7 thoughts on “Cuba (non) libre

  1. Una cosa non riesco a capire di Cuba: fino a che punto c’è censura? Ho sentito persone dire che ti arrestano per un nonnulla e c’è controllo su tutto, d’altro canto ho sentito altra gente pro-Cuba dire che è tutta propaganda contro Castro.
    Yoani Sanchez, alla fine, scrive da Cuba e scrive liberamente, no?
    Le hanno negato il visto per l’espatrio, però non è incarcerata e/o torturata, può far sentire la sua voce.
    Non riesco davvero a capire la portata della censura e invece mi piacerebbe saperne di più.
    Sono stata Cuba una sola volta e mi è bastato per amarla e per sperare che non diventi una (ennesima) propaggine turistica degli Stati Uniti.

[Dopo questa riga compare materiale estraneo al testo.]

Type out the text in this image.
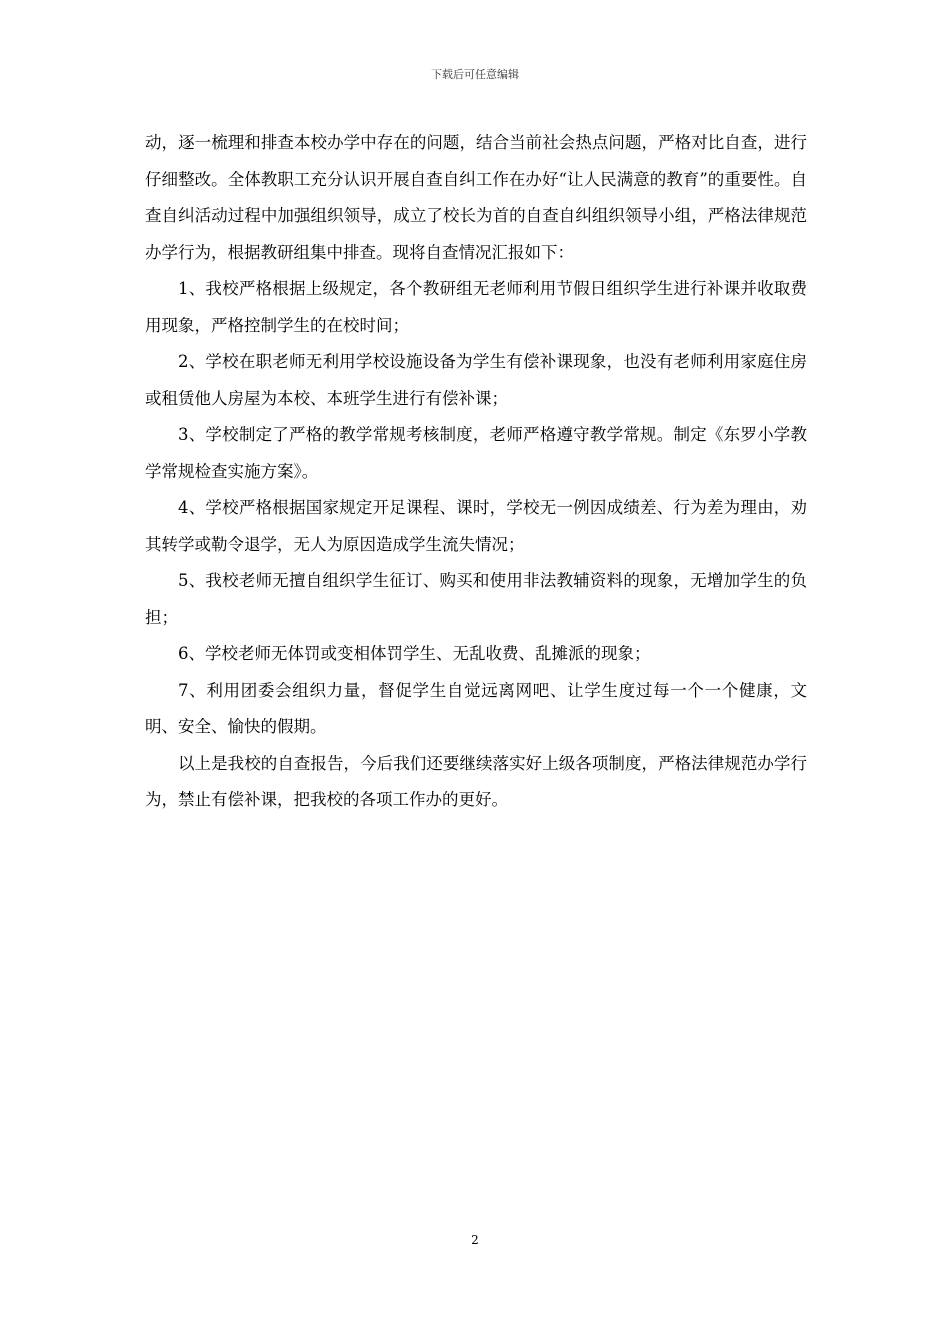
下载后可任意编辑

动，逐一梳理和排查本校办学中存在的问题，结合当前社会热点问题，严格对比自查，进行仔细整改。全体教职工充分认识开展自查自纠工作在办好“让人民满意的教育”的重要性。自查自纠活动过程中加强组织领导，成立了校长为首的自查自纠组织领导小组，严格法律规范办学行为，根据教研组集中排查。现将自查情况汇报如下：

1、我校严格根据上级规定，各个教研组无老师利用节假日组织学生进行补课并收取费用现象，严格控制学生的在校时间；

2、学校在职老师无利用学校设施设备为学生有偿补课现象，也没有老师利用家庭住房或租赁他人房屋为本校、本班学生进行有偿补课；

3、学校制定了严格的教学常规考核制度，老师严格遵守教学常规。制定《东罗小学教学常规检查实施方案》。

4、学校严格根据国家规定开足课程、课时，学校无一例因成绩差、行为差为理由，劝其转学或勒令退学，无人为原因造成学生流失情况；

5、我校老师无擅自组织学生征订、购买和使用非法教辅资料的现象，无增加学生的负担；

6、学校老师无体罚或变相体罚学生、无乱收费、乱摊派的现象；

7、利用团委会组织力量，督促学生自觉远离网吧、让学生度过每一个一个健康，文明、安全、愉快的假期。

以上是我校的自查报告，今后我们还要继续落实好上级各项制度，严格法律规范办学行为，禁止有偿补课，把我校的各项工作办的更好。

2
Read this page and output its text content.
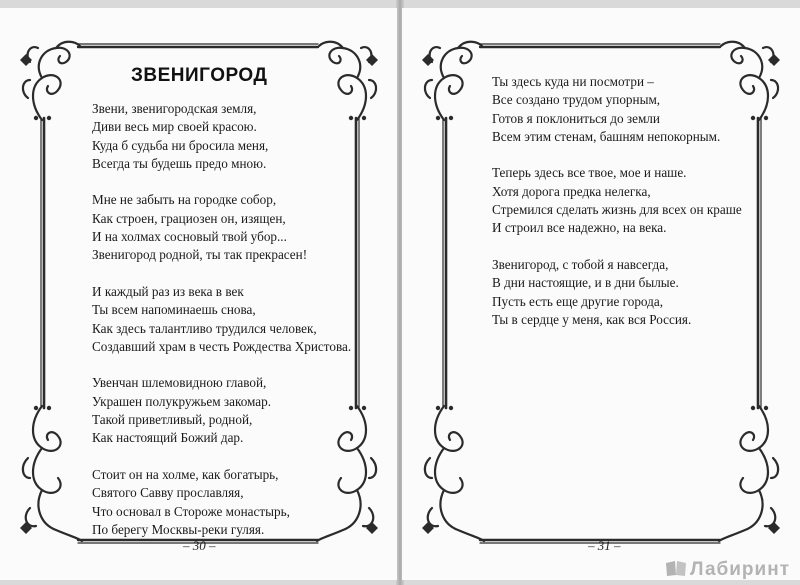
ЗВЕНИГОРОД
Звени, звенигородская земля,
Диви весь мир своей красою.
Куда б судьба ни бросила меня,
Всегда ты будешь предо мною.
Мне не забыть на городке собор,
Как строен, грациозен он, изящен,
И на холмах сосновый твой убор...
Звенигород родной, ты так прекрасен!
И каждый раз из века в век
Ты всем напоминаешь снова,
Как здесь талантливо трудился человек,
Создавший храм в честь Рождества Христова.
Увенчан шлемовидною главой,
Украшен полукружьем закомар.
Такой приветливый, родной,
Как настоящий Божий дар.
Стоит он на холме, как богатырь,
Святого Савву прославляя,
Что основал в Стороже монастырь,
По берегу Москвы-реки гуляя.
– 30 –
Ты здесь куда ни посмотри –
Все создано трудом упорным,
Готов я поклониться до земли
Всем этим стенам, башням непокорным.
Теперь здесь все твое, мое и наше.
Хотя дорога предка нелегка,
Стремился сделать жизнь для всех он краше
И строил все надежно, на века.
Звенигород, с тобой я навсегда,
В дни настоящие, и в дни былые.
Пусть есть еще другие города,
Ты в сердце у меня, как вся Россия.
– 31 –
Лабиринт
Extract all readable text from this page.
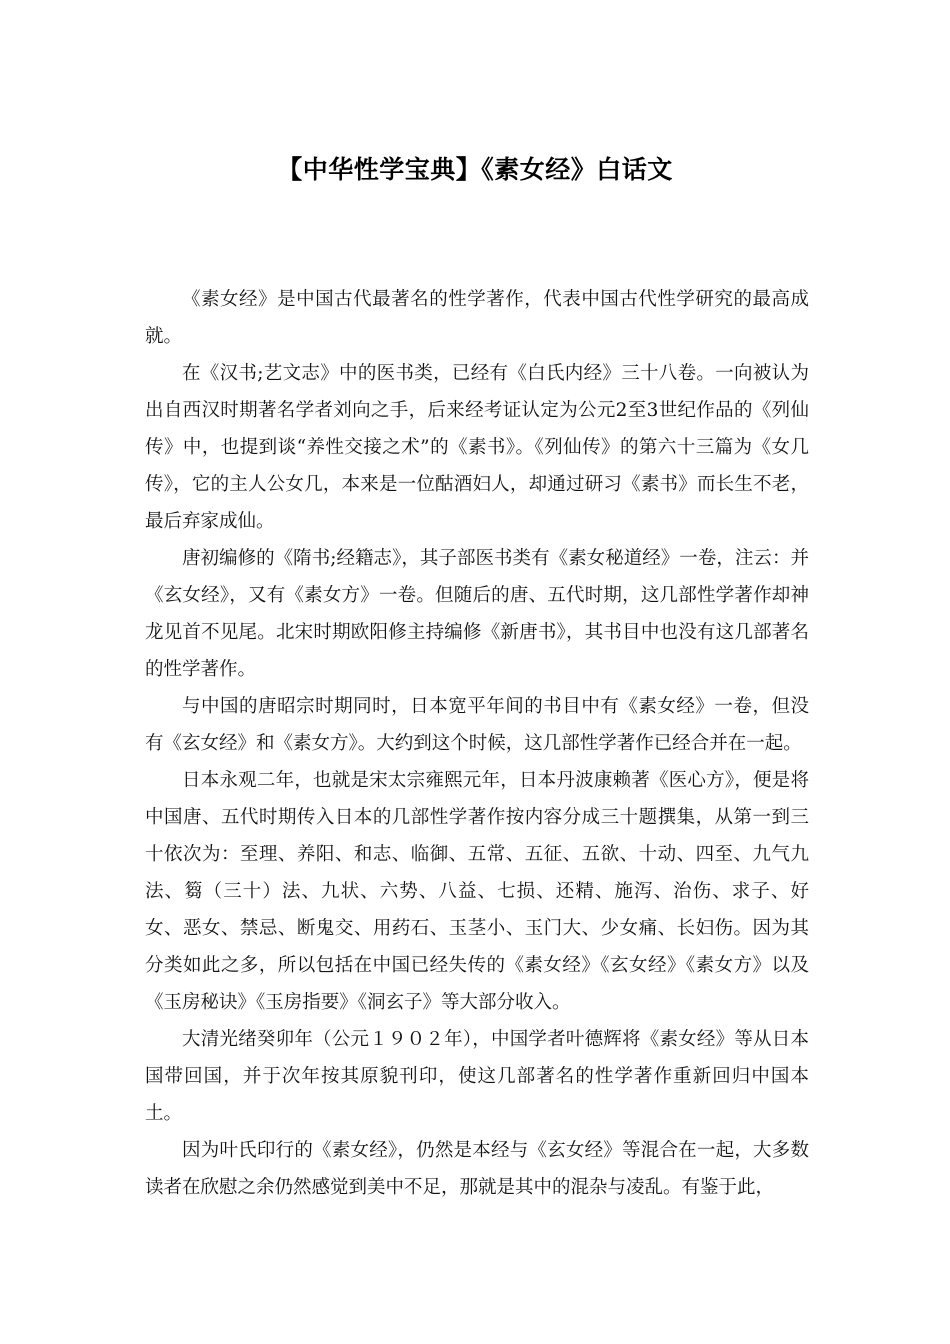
【中华性学宝典】《素女经》白话文

《素女经》是中国古代最著名的性学著作，代表中国古代性学研究的最高成就。

在《汉书;艺文志》中的医书类，已经有《白氏内经》三十八卷。一向被认为出自西汉时期著名学者刘向之手，后来经考证认定为公元2至3世纪作品的《列仙传》中，也提到谈“养性交接之术”的《素书》。《列仙传》的第六十三篇为《女几传》，它的主人公女几，本来是一位酤酒妇人，却通过研习《素书》而长生不老，最后弃家成仙。

唐初编修的《隋书;经籍志》，其子部医书类有《素女秘道经》一卷，注云：并《玄女经》，又有《素女方》一卷。但随后的唐、五代时期，这几部性学著作却神龙见首不见尾。北宋时期欧阳修主持编修《新唐书》，其书目中也没有这几部著名的性学著作。

与中国的唐昭宗时期同时，日本宽平年间的书目中有《素女经》一卷，但没有《玄女经》和《素女方》。大约到这个时候，这几部性学著作已经合并在一起。

日本永观二年，也就是宋太宗雍熙元年，日本丹波康赖著《医心方》，便是将中国唐、五代时期传入日本的几部性学著作按内容分成三十题撰集，从第一到三十依次为：至理、养阳、和志、临御、五常、五征、五欲、十动、四至、九气九法、篘（三十）法、九状、六势、八益、七损、还精、施泻、治伤、求子、好女、恶女、禁忌、断鬼交、用药石、玉茎小、玉门大、少女痛、长妇伤。因为其分类如此之多，所以包括在中国已经失传的《素女经》《玄女经》《素女方》以及《玉房秘诀》《玉房指要》《洞玄子》等大部分收入。

大清光绪癸卯年（公元１９０２年），中国学者叶德辉将《素女经》等从日本国带回国，并于次年按其原貌刊印，使这几部著名的性学著作重新回归中国本土。

因为叶氏印行的《素女经》，仍然是本经与《玄女经》等混合在一起，大多数读者在欣慰之余仍然感觉到美中不足，那就是其中的混杂与凌乱。有鉴于此，
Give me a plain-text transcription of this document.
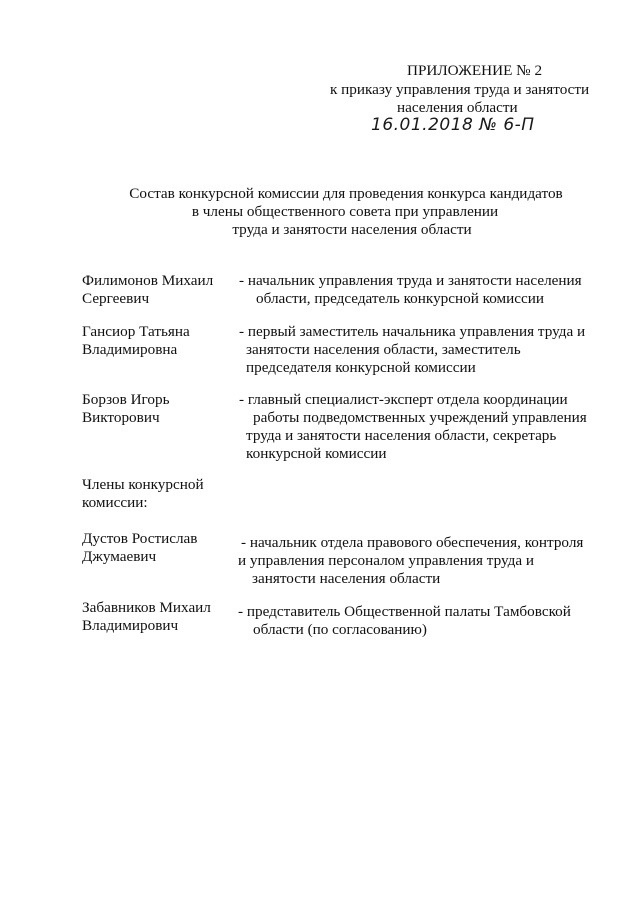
ПРИЛОЖЕНИЕ № 2
к приказу управления труда и занятости
населения области
16.01.2018 № 6-П
Состав конкурсной комиссии для проведения конкурса кандидатов
в члены общественного совета при управлении
труда и занятости населения области
Филимонов Михаил
Сергеевич
- начальник управления труда и занятости населения
области, председатель конкурсной комиссии
Гансиор Татьяна
Владимировна
- первый заместитель начальника управления труда и
занятости населения области, заместитель
председателя конкурсной комиссии
Борзов Игорь
Викторович
- главный специалист-эксперт отдела координации
работы подведомственных учреждений управления
труда и занятости населения области, секретарь
конкурсной комиссии
Члены конкурсной
комиссии:
Дустов Ростислав
Джумаевич
- начальник отдела правового обеспечения, контроля
и управления персоналом управления труда и
занятости населения области
Забавников Михаил
Владимирович
- представитель Общественной палаты Тамбовской
области (по согласованию)
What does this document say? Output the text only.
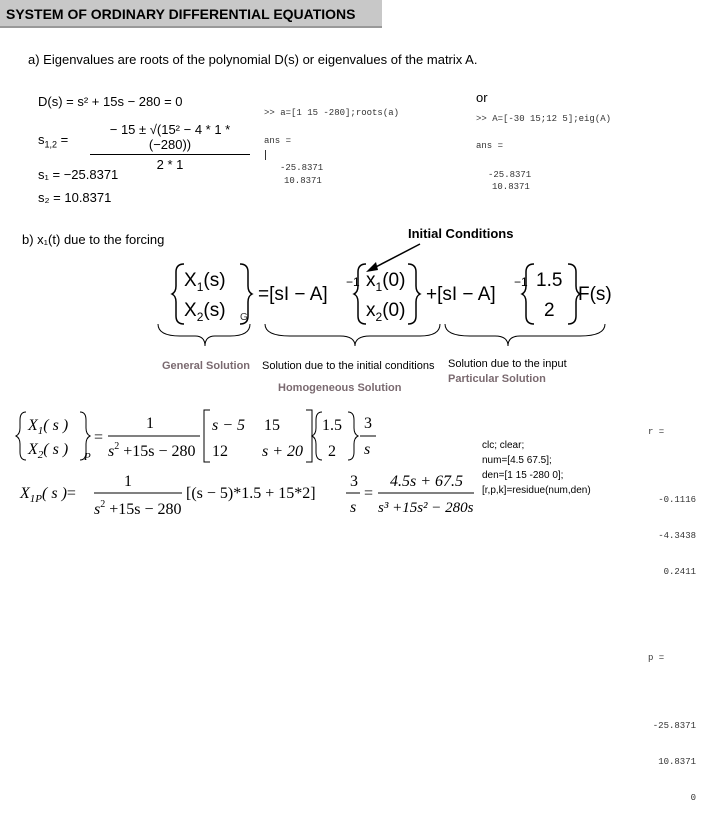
SYSTEM OF ORDINARY DIFFERENTIAL EQUATIONS
a) Eigenvalues are roots of the polynomial D(s) or eigenvalues of the matrix A.
or
D(s) = s² + 15s − 280 = 0
$s_{1,2}$ =
− 15 ± √(15² − 4 * 1 * (−280))
2 * 1
s₁ = −25.8371
s₂ = 10.8371
>> a=[1 15 -280];roots(a)
ans =
-25.8371
10.8371
>> A=[-30 15;12 5];eig(A)
ans =
-25.8371
10.8371
b) x₁(t) due to the forcing	Initial Conditions
$X_1(s)$
$X_2(s)$ G
=[sI − A]
−1 $x_1(0)$
$x_2(0)$
+[sI − A]
−1 1.5
2
F(s)
General Solution Solution due to the initial conditions
Homogeneous Solution
Solution due to the input
Particular Solution
$X_1$( s )
$X_2$( s ) P
=
1
$s^2 +15s - 280$
s − 5 15
12 s + 20
1.5
2
3
s
$X_1P$( s )=
1
$s^2 +15s - 280$
[(s − 5)*1.5 + 15*2]
3
s
=
4.5s + 67.5
s³ +15s² − 280s
clc; clear;
num=[4.5 67.5];
den=[1 15 -280 0];
[r,p,k]=residue(num,den)

r =

-0.1116

-4.3438

0.2411

p =

-25.8371

10.8371

0
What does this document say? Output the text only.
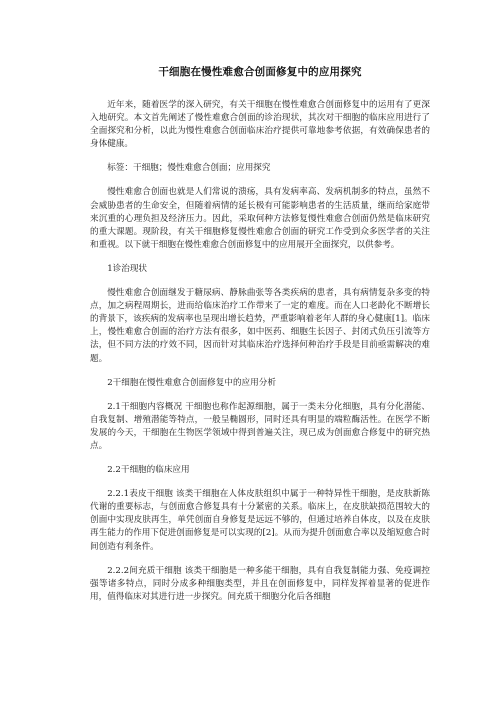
干细胞在慢性难愈合创面修复中的应用探究

近年来，随着医学的深入研究，有关干细胞在慢性难愈合创面修复中的运用有了更深入地研究。本文首先阐述了慢性难愈合创面的诊治现状，其次对干细胞的临床应用进行了全面探究和分析，以此为慢性难愈合创面临床治疗提供可靠地参考依据，有效确保患者的身体健康。

标签：干细胞；慢性难愈合创面；应用探究

慢性难愈合创面也就是人们常说的溃疡，具有发病率高、发病机制多的特点，虽然不会威胁患者的生命安全，但随着病情的延长极有可能影响患者的生活质量，继而给家庭带来沉重的心理负担及经济压力。因此，采取何种方法修复慢性难愈合创面仍然是临床研究的重大课题。现阶段，有关干细胞修复慢性难愈合创面的研究工作受到众多医学者的关注和重视。以下就干细胞在慢性难愈合创面修复中的应用展开全面探究，以供参考。

1诊治现状

慢性难愈合创面继发于糖尿病、静脉曲张等各类疾病的患者，具有病情复杂多变的特点，加之病程周期长，进而给临床治疗工作带来了一定的难度。而在人口老龄化不断增长的背景下，该疾病的发病率也呈现出增长趋势，严重影响着老年人群的身心健康[1]。临床上，慢性难愈合创面的治疗方法有很多，如中医药、细胞生长因子、封闭式负压引流等方法，但不同方法的疗效不同，因而针对其临床治疗选择何种治疗手段是目前亟需解决的难题。

2干细胞在慢性难愈合创面修复中的应用分析

2.1干细胞内容概况 干细胞也称作起源细胞，属于一类未分化细胞，具有分化潜能、自我复制、增殖潜能等特点，一般呈椭圆形，同时还具有明显的端粒酶活性。在医学不断发展的今天，干细胞在生物医学领域中得到普遍关注，现已成为创面愈合修复中的研究热点。

2.2干细胞的临床应用

2.2.1表皮干细胞 该类干细胞在人体皮肤组织中属于一种特异性干细胞，是皮肤新陈代谢的重要标志，与创面愈合修复具有十分紧密的关系。临床上，在皮肤缺损范围较大的创面中实现皮肤再生，单凭创面自身修复是远远不够的，但通过培养自体皮，以及在皮肤再生能力的作用下促进创面修复是可以实现的[2]。从而为提升创面愈合率以及缩短愈合时间创造有利条件。

2.2.2间充质干细胞 该类干细胞是一种多能干细胞，具有自我复制能力强、免疫调控强等诸多特点，同时分成多种细胞类型，并且在创面修复中，同样发挥着显著的促进作用，值得临床对其进行进一步探究。间充质干细胞分化后各细胞
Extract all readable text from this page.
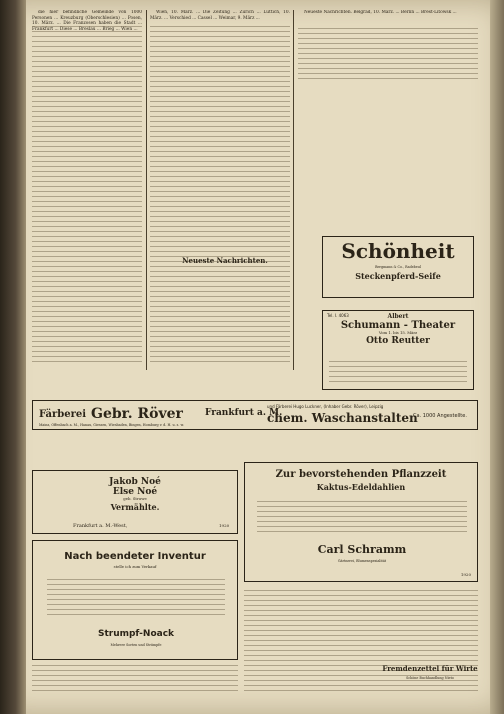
die hier befindliche Gemeinde von 1000 Personen ... Kreuzburg (Oberschlesien) ... Posen, 10. März. ... Die Franzosen haben die Stadt ... Frankfurt ... Diese ... Breslau ... Brieg ... Wien ...

Wien, 10. März. ... Die Zeitung ... Zürich ... Lüttich, 10. März. ... Verschied ... Cassel ... Weimar, 9. März ...

Neueste Nachrichten. Belgrad, 10. März. ... Berlin ... Brest-Litowsk ...

Neueste Nachrichten.	Schönheit
Bergmann & Co., Radebeul
Steckenpferd-Seife
Tel. I. 4063	Albert
Schumann - Theater
Vom 1. bis 15. März
Otto Reutter
Färberei Gebr. Röver Frankfurt a. M.
Mainz, Offenbach a. M., Hanau, Giessen, Wiesbaden, Bingen, Homburg v. d. H. u. s. w.
und Färberei Hugo Luckner, (Inhaber Gebr. Röver), Leipzig
chem. Waschanstalten
Ca. 1000 Angestellte.
Jakob Noé
Else Noé
geb. Struwe
Vermählte.
Frankfurt a. M.-West,	1920
Nach beendeter Inventur
stelle ich zum Verkauf
Strumpf-Noack
Mehrere Sorten und Strümpfe
Zur bevorstehenden Pflanzzeit
Kaktus-Edeldahlien
Carl Schramm
Gärtnerei, Blumenspezialität
1920
Fremdenzettel für Wirte
Schöne Buchhandlung Nieto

  2. Sì, capisco la tua perplessità, che è stata ed è a volte anche la mia. Parlando con alcuni cubani sembra sia impossibile dire qualunque cosa contro al regime. Poi, però, esistono casi di dissidenti in patria ignorati o tollerati, come Yoani che, però, penso sia protetta dalla fama che è riuscita a conquistarsi all’estero prima di attirare l’attenzione del regime. Sono con te quando dici che speri non diventi un’ennesima propaggine degli USA: ho il terrore di una Cuba clone di Miami. D’altro canto, però, esattamente come è stupido e anacronistico l’embargo, non trovi altrettanto anacronistico un regime fermo alla guerra fredda?

  3. Sì, anche secondo me è anacronistico. Ma la soluzione non è facile: aprendo le porte alla libertà si rischia davvero di farsi inghiottire dagli USA in men che non si dica. Io odiavo gli USA e ora quasi li amo, ma ci sono cose che non posso sopportare, come l’appiattimento culturale (dalla cucina al cinema) e il voler ricreare lo stesso ambiente ovunque si vada. Basta vedere Cancun, per dire… Hanno cancellato l’ispanicità della Florida e della California in men che non si dica, fatto salvo qualche luogo (come le missioni californiane). E’ impressionante come la macchina produttiva degli USA schiacci e uniformi tutto.
    Negli USA c’è tutto quello che si vuole, si può far tutto, ci sono tutte le comodità, però non ci sono differenze e questo mi fa paura.

  4. che dire… ancora qualche annetto e avremo un vero ‘cuba libre’, ci saranno motori potenti a rombare per le strade nuove in asfalto, droga, armi e tutte le altre cose che ci sono nei paesi “svilluppati”, ci sarà la libertà di dire quello che si vuole ma nessuno ascolterà, basta guardare messico, gli indios e tanti altri paesi. i meccanici fantasiosi si troveranno senza lavoro, i dottori si limiteranno a dispensare i farmaci spinti dalle case farmaceutiche e i vecchi parleranno per ore con chi avrà voglia di sentire di “come si stava meglio quando si stava peggio”. come è tondo il mondo.

  5. Non vorrei aver dato l’impressione di augurarmi una Cuba omologata e a stelle e strisce: niente di più lontano dal mio pensiero. Ho amato e amo quell’isola proprio per la sua unicità. Solo, mi sono domandata tante volte, e me lo domando ancora oggi, se tra restare impantanati in una revolucion ormai anacronistica e diventare il clone di Miami non ci possa essere una terza via.

  6. Completamente d’accordo con te. La mia paura, però, è che Cuba ritorni a essere quello che era PRIMA della rivoluzione. E’ troppo vicina agli USA.